Author + information
Previous studies that investigated the effects of coronary collateral circulation on myocardial perfusion were compromised by inclusion of patients with multivessel coronary artery disease, incomplete occlusion, prior myocardial infarction, or a combination of these.
Aim of work
In this study we will investigate the relationship between angiographic collateral circulation and myocardial perfusion in patients with total occlusion of a single coronary artery, in the absence of myocardial infarction or significant stenosis in the other coronary arteries supplying the same myocardial territory.
Methods and Results
Forty patients underwent stress myocardial single photon emission computed tomography within 90 days of angiography. Collateral circulation was present in 24 patients (group A) and absent in 16 patients (group B). Reversible perfusion defects were present in 22(91.7%) patients in group A and in 12(75%) in group B, comparison between both groups came back statistically insignificant (p-value = NS). Group A included 4(18.2%) patients with a small size defect (<5%), 9(40.9%) patients with a moderate perfusion defect (5-10%) and 9(40.9%) patients with a large perfusion defect (>10%); while group B had 2(16.6%) patients with small perfusion defect, 5(41.6%) patients with a moderate perfusion defect and also 5(41.6%) patients with a large perfusion defect, comparison between both groups came back statistically insignificant (p-value = NS). The mean exercise time for patients in group A was 6.9 ±0.92 minutes and their mean achieved peak METs was 7.35±0.35 METs. On the other hand; the mean exercise time for patients in group B was 6.9 ±0.83 minutes and their mean peak METs was 7.23±0.25 METs. Comparison between both groups also appeared to be statistically insignificant (p-value = NS).

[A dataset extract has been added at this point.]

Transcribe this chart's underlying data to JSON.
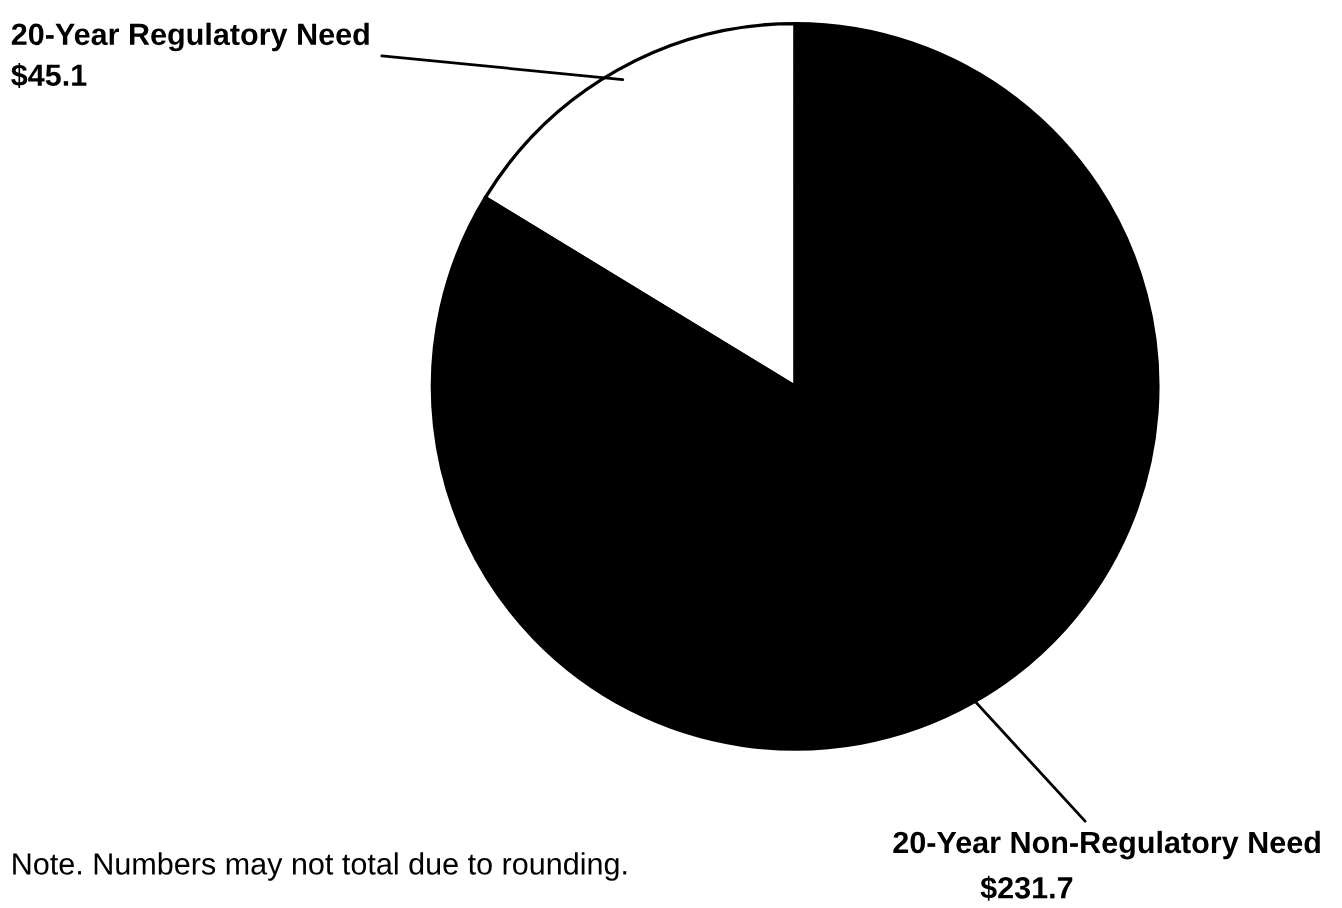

In patients with a single-vessel total coronary occlusion and without myocardial infarction, stress-induced myocardial ischemia is almost always present, irrespective of presence or absence of angiographic collaterals. These data suggest that coronary collaterals do not appear to protect against stress-induced perfusion defects. Nevertheless collaterals in our study did not have any positive impact on the functional capacity of patients, predicted by the analysis of exercise duration and achieved peak METs.